Israel, Hamas and Supporters, Disagree Over How To Proceed to Trump’s Gaza Plan’s Second Phase

‘The only ones willing to enter Gaza are the Qataris and the Turks, because they want Hamas to remain there even as other Arabs — the Saudis, the Emiraties, the Egyptians — don’t,’ a former Israeli security official tells the Sun.

Win McNamee/Getty Images
President Trump and the emir of Qatar, Tamim bin Hamad al Thani, arrive for a state dinner at the Lusail Palace at Doha, Qatar on May 14, 2025. Win McNamee/Getty Images

As the second phase of President Trump’s war-ending blueprint for Gaza is set to begin, a feud erupts over what the plan entails.

The body of one murdered Israeli hostage must be returned before the plan’s second phase begins. According to the plan, that phase includes the disarmament of Hamas, ending its rule in Gaza, and a withdrawal of the Israel Defense Force from the strip. The sequence, though, is in dispute. 

“We cannot consider it yet a cease-fire,” Prime Minister Mohammed bin Abdulrahman Al Thani of Qatar, said during an international conference at Doha over the weekend. “A cease-fire cannot be completed unless there is a full withdrawal of the Israeli forces.” He omitted any reference to Hamas disarmament.

Israel is adamant to remain in about 53 percent of Gaza territory that it now controls. Under the plan, Israel is to leave that “yellow line” once Arab and Muslim troops, as part of an International Stabilization Force, verify the Hamas disarmament.

The ISF, though, is yet to form. Potential contributors, including from Azerbaijan, Indonesia, and Jordan, publicly declined to forcibly disarm the terror group. Israeli officials say therefore that the IDF will remain in Gaza until Hamas disarms, and perhaps long after that. 

“We will not allow Hamas to reestablish itself,” the IDF chief of staff, Lieutenant General, Eyal Zamir, told troops over the weekend. “The yellow line is a new border line, a forward defensive line for the communities and an offensive line.”

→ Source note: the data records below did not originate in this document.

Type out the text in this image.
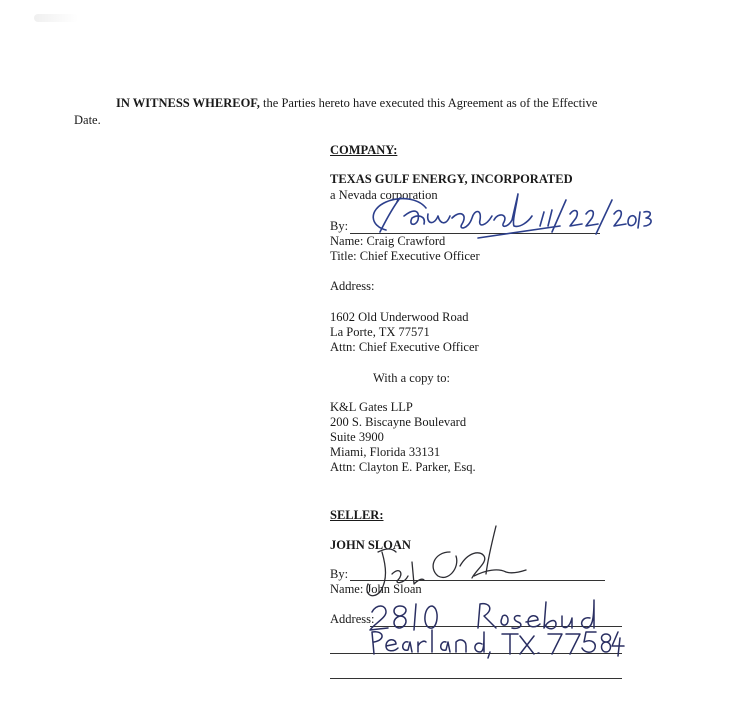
IN WITNESS WHEREOF, the Parties hereto have executed this Agreement as of the Effective
Date.
COMPANY:
TEXAS GULF ENERGY, INCORPORATED
a Nevada corporation
By:
Name: Craig Crawford
Title: Chief Executive Officer
Address:
1602 Old Underwood Road
La Porte, TX 77571
Attn: Chief Executive Officer
With a copy to:
K&L Gates LLP
200 S. Biscayne Boulevard
Suite 3900
Miami, Florida 33131
Attn: Clayton E. Parker, Esq.
SELLER:
JOHN SLOAN
By:
Name: John Sloan
Address:
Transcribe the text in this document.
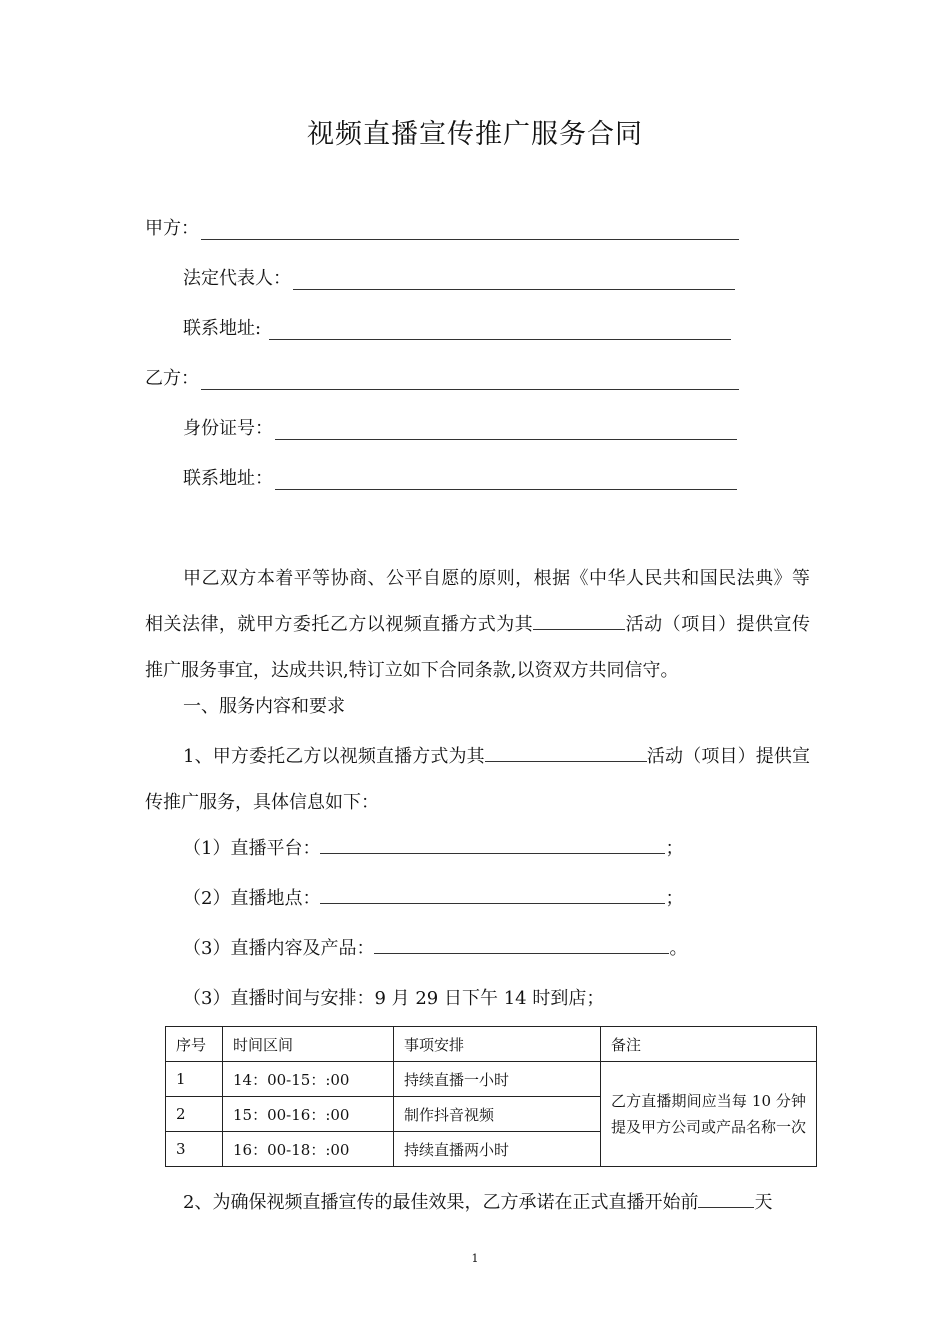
视频直播宣传推广服务合同
甲方：
法定代表人：
联系地址:
乙方：
身份证号：
联系地址：
甲乙双方本着平等协商、公平自愿的原则，根据《中华人民共和国民法典》等相关法律，就甲方委托乙方以视频直播方式为其	活动（项目）提供宣传推广服务事宜，达成共识,特订立如下合同条款,以资双方共同信守。
一、服务内容和要求
1、甲方委托乙方以视频直播方式为其	活动（项目）提供宣传推广服务，具体信息如下：
（1）直播平台：	；
（2）直播地点：	；
（3）直播内容及产品：	。
（3）直播时间与安排：9 月 29 日下午 14 时到店；
序号	时间区间	事项安排	备注
1	14：00-15：:00	持续直播一小时	乙方直播期间应当每 10 分钟提及甲方公司或产品名称一次
2	15：00-16：:00	制作抖音视频	
3	16：00-18：:00	持续直播两小时	
2、为确保视频直播宣传的最佳效果，乙方承诺在正式直播开始前	天
1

Last week the Mossad chief, David Barnea, reportedly flew to Doha for a first meeting with a Qatari official since Israel struck Hamas’s headquarters there. An American official also attended in the effort to advance the second phase. Israelis, though, oppose Qatar’s and Turkey’s presence in Gaza. 

“The international force will not enter Gaza as long as Hamas is there,” a former national security adviser under Prime Minister Benjamin Netnayahu, Yaakov Amidror, tells the Sun. “The only ones willing to enter Gaza are the Qataris and the Turks, because they want Hamas to remain there even as other Arab states — the Saudis, the Emiraties, the Egyptians — don’t.”

The weekend’s Doha conference was mostly designed to enhance Qatar’s influence at Washington. A former American ambassador to Israel under President Obama, Daniel Shapiro says though that he went there to impress on Qatari officials that they need to lean on Hamas to disarm. 

“Without Hamas disarmament, everything else in the 20 point plan — the deployment of an international stabilization force, funds for reconstruction, getting a Palestinian technocratic committee ready to govern Gaza, and even beginning conversations eventually between Israelis and Palestinians about their political future and a Palestinian state — none of that’s going to happen,” Mr. Shapiro said in a video statement posted on X. 

“Hamas has to be disarmed, Hamas has to be removed from power, and Qatar has to use its influence to make that happen,” Mr. Shapiro added.

One Hamas spokesman is hinting that the terror group might agree to “freezing or storing” its weapons. “We are open to a comprehensive approach in order to avoid further escalations or in order to avoid any further clashes or explosions,” Hamas’s Bassem Naim told the Associated Press on Sunday. 

At the same time a more senior official, Khaled Mshaal, told a conference at Istanbul last week that Hamas will “not disarm, give up its weapons, its rule of the Gaza Strip, or permit external oversight in Gaza.”

As far as Israel is concerned, though, any progress on the second phase of Mr. Trump’s plan hinges on Hamas relinquishing its guns, rockets, and terror tunnels from where armed men could plot the next attack on towns and Kibbutzim near the Gaza border.    

Jerusalem and Washington officials say Hamas will either disarm voluntarily, or be disarmed by force. While many Israelis doubt the former can occur, Mr. Amidror, now with the Jerusalem Institute for Strategy and Security, says it is not impossible.

“I was very skeptical that Hamas would release all hostages before the IDF leaves Gaza,” he says. It happened, though, under American pressure, so “I’m more careful about making categorical statements.” Hamas could decide to disarm, he says, “if they understand that the IDF stays in the yellow line, and from there it will attack and kill them. Hamas knows that without the hostages they have no way to stop the IDF from doing so.”